Career counselors I saw over the years (Yes, I was often out of work or under-employed) acknowledged the characteristic by their own tests and metrics.

One of the exercises at this training was to see what I would do with six pipe cleaners in one minute.

I made a swing set. I tried to capture the whimsy of a child’s view of life and motion, moving in air.

I didn’t develop a coaching business at the time, but I did keep my swing set. It sits on my bedroom dresser along with a small dish for coins, another for buttons, and a mandala I made.

Lately, I have been looking a lot at my purposefully tangled creation of orange, yellow, pink and gold fuzz covered wires.

It’s swing time.

Even as the sun announces its presence in my bedroom just after five in the morning and doesn’t go into hiding until close to nine at night, I know that the summer solstice is fast approaching.

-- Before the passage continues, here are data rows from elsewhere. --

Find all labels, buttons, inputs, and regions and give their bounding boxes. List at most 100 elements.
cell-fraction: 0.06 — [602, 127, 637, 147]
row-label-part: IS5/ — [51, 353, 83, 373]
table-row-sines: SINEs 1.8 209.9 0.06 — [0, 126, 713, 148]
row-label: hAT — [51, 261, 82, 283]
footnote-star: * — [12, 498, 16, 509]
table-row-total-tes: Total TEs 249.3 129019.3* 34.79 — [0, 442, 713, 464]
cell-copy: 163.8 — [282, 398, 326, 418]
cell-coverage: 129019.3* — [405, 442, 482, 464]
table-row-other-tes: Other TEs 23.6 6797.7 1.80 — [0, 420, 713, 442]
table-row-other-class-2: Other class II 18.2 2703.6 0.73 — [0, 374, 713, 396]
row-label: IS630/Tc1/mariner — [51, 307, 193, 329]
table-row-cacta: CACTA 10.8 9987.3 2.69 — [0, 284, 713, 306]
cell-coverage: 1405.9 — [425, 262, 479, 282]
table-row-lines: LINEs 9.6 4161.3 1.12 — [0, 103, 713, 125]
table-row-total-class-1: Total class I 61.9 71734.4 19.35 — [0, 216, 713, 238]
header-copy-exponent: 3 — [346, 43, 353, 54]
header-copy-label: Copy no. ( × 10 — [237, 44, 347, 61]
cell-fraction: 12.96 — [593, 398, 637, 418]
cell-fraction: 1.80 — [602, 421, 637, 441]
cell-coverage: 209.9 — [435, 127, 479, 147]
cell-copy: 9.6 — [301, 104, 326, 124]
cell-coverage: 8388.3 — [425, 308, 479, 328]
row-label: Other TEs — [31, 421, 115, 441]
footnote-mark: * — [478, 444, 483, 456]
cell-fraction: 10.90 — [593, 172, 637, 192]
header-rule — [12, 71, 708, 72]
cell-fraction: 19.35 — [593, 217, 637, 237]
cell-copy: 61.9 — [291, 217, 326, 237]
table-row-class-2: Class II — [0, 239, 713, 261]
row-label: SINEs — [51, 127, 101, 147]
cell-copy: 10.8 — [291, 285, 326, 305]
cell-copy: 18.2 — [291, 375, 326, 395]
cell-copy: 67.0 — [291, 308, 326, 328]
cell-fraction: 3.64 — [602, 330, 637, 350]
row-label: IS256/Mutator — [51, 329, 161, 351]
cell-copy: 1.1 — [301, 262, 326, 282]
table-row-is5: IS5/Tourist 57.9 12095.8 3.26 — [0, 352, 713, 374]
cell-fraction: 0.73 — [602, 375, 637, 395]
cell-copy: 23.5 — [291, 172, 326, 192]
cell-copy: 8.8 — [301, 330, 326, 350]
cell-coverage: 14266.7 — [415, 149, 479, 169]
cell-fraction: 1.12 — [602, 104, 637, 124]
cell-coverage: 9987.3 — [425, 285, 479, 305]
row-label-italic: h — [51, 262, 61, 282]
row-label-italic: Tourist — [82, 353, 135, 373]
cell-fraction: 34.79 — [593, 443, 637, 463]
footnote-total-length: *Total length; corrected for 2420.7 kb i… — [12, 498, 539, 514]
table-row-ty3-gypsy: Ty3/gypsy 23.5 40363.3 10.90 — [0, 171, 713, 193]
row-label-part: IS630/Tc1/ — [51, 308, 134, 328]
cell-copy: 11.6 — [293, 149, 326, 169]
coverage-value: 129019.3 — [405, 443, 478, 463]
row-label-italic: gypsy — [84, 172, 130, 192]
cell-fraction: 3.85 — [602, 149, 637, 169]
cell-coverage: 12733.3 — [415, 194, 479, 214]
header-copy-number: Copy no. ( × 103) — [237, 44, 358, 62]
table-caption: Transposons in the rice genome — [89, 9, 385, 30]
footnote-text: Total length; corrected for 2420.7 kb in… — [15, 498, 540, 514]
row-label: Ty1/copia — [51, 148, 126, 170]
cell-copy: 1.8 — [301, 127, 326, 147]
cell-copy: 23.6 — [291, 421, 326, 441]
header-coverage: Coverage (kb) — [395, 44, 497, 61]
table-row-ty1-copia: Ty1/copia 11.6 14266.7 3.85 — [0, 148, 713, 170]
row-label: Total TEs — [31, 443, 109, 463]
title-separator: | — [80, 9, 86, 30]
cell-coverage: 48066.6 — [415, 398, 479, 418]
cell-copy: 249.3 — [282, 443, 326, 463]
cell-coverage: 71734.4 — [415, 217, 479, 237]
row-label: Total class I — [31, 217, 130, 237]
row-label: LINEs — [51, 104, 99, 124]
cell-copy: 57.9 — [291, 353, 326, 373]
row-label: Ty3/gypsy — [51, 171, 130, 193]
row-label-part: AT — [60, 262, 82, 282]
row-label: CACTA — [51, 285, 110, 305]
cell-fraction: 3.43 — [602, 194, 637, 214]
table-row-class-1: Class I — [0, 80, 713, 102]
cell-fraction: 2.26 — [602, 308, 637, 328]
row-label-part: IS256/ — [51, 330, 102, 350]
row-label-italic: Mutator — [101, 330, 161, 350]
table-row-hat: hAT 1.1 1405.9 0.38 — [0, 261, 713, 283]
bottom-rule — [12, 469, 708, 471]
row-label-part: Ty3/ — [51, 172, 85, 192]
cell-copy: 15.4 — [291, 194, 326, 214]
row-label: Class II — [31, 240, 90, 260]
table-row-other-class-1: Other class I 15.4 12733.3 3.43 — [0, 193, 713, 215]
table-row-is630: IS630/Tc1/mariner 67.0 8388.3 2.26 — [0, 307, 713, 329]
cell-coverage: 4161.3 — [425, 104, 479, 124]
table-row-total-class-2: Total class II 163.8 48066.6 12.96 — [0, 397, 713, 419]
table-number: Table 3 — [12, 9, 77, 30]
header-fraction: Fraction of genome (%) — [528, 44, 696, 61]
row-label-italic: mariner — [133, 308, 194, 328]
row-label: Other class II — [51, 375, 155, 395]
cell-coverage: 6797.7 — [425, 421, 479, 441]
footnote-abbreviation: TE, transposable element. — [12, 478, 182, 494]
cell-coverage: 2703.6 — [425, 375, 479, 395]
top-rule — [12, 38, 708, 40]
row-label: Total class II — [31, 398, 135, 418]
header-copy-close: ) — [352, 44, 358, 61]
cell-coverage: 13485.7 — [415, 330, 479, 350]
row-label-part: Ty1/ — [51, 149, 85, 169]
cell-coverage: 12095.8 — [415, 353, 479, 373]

Every year, in the northern hemisphere, the hours in which the sun can be seen during the day expands from December 21st to the 21st of June — and shrinks, in the same proportion, as we approach the start of winter.

This date is special, almost magical, to me. It’s not a holiday in commemoration of birthday or anniversary, or a bank holiday established at a convenient time by government decree so that people can have a long weekend.

This date actually means something in the life of our planet, in our configuration within our solar system.

I’m fascinated by the idea that something so weighty and stubborn as time (the expansion of daylight hours) changes direction. It seems impossible and perfect at the same time. Isn’t that the way of most things, swinging between different positions?

I never developed a career as creativity coach. The bar for independents was high back then. I don’t think most people imagined “coaching” would be the “thing” it is today.  Yet now, there are coaches that help people in all range of pursuits, from memoir writing to organizing closets.

People used to want to work for a big company; enjoy paid holidays and tuition reimbursement programs and all.

During my twenties, when I held several positions in data comm sales, companies were always alternating between different go-to-market strategies, flip-flopping between selling direct to consumers and through dealers and distributors.

We‘ve gotten accustomed to reversals in politics. We practically assume a newly elected president’s party will lose the majority in the House at the next mid-term election. As citizens, we go between wanting limited government and wanting a stronger safety net.

Is “swinging” simply propelled by the human tendency to want the things we don’t currently have?  Are people misguided in applying most of their energies into acquiring something perceived to be lacking rather than on maintaining what is known to be of value?

So much has been said about the importance of BALANCE in achieving mental health. The pandemic has forced people to revisit commitments to family life after years of placing career goals first.

I think the idea of reaching a balance, a state of equilibrium that can be sustained, is naïve. How can we keep our lives steady when the world around us, when time itself, is moving?

Maybe the best we can do is check in with ourselves, moment by moment, and adjust.

The aim of our time on the playground of life is not to avoid skinned knees or fights with bullies or to be able to claim we spent time hanging from every available apparatus. The goal is not about making a soft landing after going airborne.

Simply swinging, and enjoying it, is no small thing.